Bu mesleğin çok zor olduğunu, herkesin yapamayacağını düşünüyor Mehmet Yazıcı… “Bazı normal yoldan ölenleri yıkmak kolay belki ama 15 günden sonra kokmaya başlayan cesetleri yıkamak çok zor. O kokuya dayanmak kolay değil. Kazadan gelen başı vücudu darmadağın olan insanları yıkıyoruz. Bunları yıkamak ve kefenlemek çok zor… Çok kokmuş cenazelere abdest aldırılıp kefene sarıp, ceset torbasına koyup gönderiyoruz. Bu işi yapmak hem inanç ister hem de dayanabilmek. Tabi ki korktum, herkes korkabilir ama bu kapıdan çıktıktan sonra her şey bitiyor. İş aklımdan çıkıp gidiyor…”
İşte yaşadıklarını her ne kadar aile yaşantısına yansıtmamaya çalışsa da zaman zaman olumsuz etkisini gördüğünü anlatıyor Mehmet Yazıcı. “Gönlünce yapmazsa bu iş olmuyor.

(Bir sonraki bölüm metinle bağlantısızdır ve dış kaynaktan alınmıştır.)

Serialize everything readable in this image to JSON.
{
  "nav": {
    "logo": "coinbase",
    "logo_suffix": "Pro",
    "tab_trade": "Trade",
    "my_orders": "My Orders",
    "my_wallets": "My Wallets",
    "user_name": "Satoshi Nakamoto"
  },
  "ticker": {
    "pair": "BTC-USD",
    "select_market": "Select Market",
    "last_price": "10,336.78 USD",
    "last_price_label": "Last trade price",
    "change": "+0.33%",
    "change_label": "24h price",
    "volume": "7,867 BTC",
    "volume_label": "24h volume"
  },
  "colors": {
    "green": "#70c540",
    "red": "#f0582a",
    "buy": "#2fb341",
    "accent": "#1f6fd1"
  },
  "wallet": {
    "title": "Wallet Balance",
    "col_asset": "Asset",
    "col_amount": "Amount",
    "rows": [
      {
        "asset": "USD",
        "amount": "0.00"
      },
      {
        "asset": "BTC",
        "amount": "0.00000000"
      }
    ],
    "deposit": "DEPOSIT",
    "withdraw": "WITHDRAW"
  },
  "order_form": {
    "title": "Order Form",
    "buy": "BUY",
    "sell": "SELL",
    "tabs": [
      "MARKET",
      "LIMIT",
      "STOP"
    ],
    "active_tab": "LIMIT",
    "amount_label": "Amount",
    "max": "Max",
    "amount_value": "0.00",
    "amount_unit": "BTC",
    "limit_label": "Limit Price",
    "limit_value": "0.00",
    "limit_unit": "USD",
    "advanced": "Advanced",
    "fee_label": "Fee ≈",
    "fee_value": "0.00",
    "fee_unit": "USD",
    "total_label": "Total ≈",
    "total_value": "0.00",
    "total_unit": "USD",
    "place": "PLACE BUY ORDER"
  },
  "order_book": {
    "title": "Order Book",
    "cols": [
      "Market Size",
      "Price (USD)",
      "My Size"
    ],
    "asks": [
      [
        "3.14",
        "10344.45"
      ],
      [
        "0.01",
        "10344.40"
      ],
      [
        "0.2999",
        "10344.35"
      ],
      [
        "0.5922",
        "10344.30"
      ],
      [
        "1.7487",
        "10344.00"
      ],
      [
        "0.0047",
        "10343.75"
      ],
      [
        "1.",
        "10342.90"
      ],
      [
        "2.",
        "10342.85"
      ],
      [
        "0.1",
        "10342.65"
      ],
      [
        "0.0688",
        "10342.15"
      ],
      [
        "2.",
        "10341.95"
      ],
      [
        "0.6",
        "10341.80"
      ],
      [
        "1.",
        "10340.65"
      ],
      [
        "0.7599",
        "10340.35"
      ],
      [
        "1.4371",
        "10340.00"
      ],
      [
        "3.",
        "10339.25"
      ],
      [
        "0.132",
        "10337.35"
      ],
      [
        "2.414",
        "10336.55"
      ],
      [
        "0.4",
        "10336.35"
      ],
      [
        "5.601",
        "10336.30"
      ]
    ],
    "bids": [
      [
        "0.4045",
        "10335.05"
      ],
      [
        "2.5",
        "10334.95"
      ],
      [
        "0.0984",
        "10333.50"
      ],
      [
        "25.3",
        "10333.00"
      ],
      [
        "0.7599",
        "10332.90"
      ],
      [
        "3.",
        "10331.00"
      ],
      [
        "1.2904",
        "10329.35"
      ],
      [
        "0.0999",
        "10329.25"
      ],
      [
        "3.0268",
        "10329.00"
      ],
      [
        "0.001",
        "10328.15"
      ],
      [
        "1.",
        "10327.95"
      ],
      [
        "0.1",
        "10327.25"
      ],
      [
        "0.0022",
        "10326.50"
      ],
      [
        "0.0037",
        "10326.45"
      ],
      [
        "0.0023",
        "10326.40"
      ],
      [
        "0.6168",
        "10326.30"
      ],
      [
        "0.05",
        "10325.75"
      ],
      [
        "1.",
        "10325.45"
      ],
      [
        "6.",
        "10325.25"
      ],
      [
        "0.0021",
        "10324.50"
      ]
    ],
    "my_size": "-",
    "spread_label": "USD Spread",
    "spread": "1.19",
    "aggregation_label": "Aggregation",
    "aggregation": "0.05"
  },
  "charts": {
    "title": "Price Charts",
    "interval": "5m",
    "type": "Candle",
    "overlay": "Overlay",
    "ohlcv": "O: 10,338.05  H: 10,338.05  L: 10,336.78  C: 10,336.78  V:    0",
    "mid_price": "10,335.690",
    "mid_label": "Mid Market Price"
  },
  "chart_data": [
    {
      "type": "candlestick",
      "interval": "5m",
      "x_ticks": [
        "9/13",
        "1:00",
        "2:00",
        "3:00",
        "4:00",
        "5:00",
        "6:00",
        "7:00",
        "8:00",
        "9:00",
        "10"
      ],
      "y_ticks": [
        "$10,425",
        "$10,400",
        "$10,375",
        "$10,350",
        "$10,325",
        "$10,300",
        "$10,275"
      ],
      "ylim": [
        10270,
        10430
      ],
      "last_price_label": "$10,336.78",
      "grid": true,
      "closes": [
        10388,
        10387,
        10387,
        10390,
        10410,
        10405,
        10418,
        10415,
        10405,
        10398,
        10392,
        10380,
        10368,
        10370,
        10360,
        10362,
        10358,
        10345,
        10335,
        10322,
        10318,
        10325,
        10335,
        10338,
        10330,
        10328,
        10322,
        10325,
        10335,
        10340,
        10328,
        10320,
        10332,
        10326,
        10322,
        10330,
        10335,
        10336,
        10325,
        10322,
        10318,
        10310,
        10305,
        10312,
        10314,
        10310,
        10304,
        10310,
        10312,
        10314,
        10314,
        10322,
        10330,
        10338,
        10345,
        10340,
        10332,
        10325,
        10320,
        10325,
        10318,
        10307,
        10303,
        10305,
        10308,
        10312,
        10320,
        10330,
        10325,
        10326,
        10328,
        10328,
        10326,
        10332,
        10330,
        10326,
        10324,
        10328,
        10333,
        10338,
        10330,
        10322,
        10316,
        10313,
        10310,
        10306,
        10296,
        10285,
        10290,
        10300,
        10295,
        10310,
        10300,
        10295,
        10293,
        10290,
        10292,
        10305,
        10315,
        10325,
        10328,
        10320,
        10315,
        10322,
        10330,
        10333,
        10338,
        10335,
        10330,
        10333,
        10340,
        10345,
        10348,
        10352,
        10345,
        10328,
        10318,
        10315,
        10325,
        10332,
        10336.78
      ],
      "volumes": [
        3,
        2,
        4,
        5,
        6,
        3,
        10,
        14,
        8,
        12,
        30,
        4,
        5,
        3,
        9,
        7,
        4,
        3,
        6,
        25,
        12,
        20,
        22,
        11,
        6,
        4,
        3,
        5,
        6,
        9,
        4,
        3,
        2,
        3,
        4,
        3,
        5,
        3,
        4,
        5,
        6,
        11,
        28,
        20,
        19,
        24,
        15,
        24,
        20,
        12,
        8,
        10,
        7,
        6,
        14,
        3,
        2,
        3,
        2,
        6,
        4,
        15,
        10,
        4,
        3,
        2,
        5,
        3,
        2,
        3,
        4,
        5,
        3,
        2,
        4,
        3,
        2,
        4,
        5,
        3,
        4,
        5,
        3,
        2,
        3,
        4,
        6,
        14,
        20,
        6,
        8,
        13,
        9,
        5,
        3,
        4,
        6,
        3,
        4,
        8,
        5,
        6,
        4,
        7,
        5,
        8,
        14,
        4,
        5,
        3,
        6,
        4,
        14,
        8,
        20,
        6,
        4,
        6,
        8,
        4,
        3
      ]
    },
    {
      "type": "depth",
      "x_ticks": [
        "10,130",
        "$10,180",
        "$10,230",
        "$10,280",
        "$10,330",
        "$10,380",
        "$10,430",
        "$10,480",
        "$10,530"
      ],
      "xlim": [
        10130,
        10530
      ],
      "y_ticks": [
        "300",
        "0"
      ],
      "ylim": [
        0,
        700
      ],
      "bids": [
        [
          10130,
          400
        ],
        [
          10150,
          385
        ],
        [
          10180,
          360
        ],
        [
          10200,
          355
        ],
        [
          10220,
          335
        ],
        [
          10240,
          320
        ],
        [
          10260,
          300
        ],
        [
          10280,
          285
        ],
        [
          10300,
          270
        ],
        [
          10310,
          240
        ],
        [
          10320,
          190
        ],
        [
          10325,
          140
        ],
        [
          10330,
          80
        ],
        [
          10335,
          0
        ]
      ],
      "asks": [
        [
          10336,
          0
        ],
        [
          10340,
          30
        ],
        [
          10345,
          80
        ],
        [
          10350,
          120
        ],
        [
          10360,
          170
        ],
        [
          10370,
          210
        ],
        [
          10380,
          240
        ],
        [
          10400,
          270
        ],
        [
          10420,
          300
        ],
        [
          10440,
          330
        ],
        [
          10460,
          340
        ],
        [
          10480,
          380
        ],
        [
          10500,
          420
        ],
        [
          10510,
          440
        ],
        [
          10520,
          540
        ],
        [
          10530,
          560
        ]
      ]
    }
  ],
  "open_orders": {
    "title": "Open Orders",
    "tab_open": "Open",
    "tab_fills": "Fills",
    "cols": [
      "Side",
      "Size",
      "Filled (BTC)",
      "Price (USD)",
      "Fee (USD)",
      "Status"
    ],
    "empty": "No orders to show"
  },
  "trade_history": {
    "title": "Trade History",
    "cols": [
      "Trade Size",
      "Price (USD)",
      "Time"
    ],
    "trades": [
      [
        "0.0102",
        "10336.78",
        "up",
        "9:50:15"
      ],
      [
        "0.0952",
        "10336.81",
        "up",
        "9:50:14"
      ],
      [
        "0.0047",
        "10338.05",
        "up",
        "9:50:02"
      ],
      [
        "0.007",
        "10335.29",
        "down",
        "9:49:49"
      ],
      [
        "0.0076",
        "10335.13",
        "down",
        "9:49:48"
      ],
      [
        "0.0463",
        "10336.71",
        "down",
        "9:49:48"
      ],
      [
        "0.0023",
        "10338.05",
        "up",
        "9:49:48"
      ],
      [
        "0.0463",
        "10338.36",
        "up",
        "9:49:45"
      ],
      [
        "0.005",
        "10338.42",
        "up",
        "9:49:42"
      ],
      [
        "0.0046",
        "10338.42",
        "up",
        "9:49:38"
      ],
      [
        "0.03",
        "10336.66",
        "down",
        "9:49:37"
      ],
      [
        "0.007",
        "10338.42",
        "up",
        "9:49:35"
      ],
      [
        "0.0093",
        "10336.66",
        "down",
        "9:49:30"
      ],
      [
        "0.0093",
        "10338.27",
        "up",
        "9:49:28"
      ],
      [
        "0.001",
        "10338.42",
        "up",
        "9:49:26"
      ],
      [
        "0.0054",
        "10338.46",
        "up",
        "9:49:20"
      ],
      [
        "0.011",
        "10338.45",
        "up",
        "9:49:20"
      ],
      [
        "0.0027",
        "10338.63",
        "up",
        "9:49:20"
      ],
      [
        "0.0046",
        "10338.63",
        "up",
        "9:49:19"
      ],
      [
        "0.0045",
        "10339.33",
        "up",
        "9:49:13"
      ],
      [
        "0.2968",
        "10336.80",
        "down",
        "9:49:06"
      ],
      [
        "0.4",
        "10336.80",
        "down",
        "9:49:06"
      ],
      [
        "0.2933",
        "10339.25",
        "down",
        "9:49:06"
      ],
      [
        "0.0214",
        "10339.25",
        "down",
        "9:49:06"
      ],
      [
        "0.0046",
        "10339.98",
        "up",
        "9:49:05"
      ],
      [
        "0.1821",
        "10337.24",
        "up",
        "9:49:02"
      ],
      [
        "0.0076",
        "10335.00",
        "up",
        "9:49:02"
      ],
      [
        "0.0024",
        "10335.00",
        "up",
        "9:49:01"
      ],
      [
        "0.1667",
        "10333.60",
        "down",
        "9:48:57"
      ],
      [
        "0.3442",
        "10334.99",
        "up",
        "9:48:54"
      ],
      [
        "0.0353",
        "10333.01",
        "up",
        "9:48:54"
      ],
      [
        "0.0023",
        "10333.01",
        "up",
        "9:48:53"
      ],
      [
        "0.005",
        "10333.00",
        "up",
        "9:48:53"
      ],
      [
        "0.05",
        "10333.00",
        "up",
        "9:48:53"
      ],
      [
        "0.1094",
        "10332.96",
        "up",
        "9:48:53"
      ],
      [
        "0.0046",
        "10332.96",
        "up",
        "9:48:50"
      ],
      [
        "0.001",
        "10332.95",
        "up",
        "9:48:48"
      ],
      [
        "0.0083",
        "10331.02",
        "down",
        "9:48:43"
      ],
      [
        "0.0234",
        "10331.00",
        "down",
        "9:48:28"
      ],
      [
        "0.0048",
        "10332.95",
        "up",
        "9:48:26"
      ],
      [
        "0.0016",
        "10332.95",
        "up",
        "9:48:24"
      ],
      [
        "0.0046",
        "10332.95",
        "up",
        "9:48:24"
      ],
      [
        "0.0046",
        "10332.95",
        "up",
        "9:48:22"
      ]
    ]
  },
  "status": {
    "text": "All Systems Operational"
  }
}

Ekmek parası diyeceksin ve işine bakacaksın. Ben işimi seviyorum, işi bırakmak hiç aklımdan da geçmedi.”
Asi: “1 haftayı geçmiş bir ceset vardı, kokudan bayılmıştım…”
8 yıldır gassal olarak çalışan Sait Asi giriyor konuya. Bu işin çok zor olduğunun altını çiziyor. Bir ceset olayında baygınlık geçirdiğini açık yüreklilikle anlatıyor. “Geçen yıl Küçük Kaymaklı’da üzerinden 1 hafta geçmiş cesedi aldım. Oraya gidene kadar bende hiçbir sorun yoktu. Gittiğim zaman o kötü manzarayı gördüm. Doktorlar ve polisler oradaydı, bir doktorumuz ‘Sait sakın cenazeyi ellemiyorsunuz’ dedi. Cenaze mosmordu, kokmuş. Oradan ayrıldıktan sonra kokudan bayıldım… Defin İşleri’ne geri geldim, amiri aradım. Cenaze arabası ve özel tabut istedik. İtfaiyeden gaz maskesi istedik ve cenazeyi öyle aldık. Morga götürdük, morgcular kabul etmedi. Aile yıkanmasını istedi, yıkayamadık. Zorla morga kabul ettirdik sonra da tabutla cenazeyi gömdük. Onu yıkayamazdık…”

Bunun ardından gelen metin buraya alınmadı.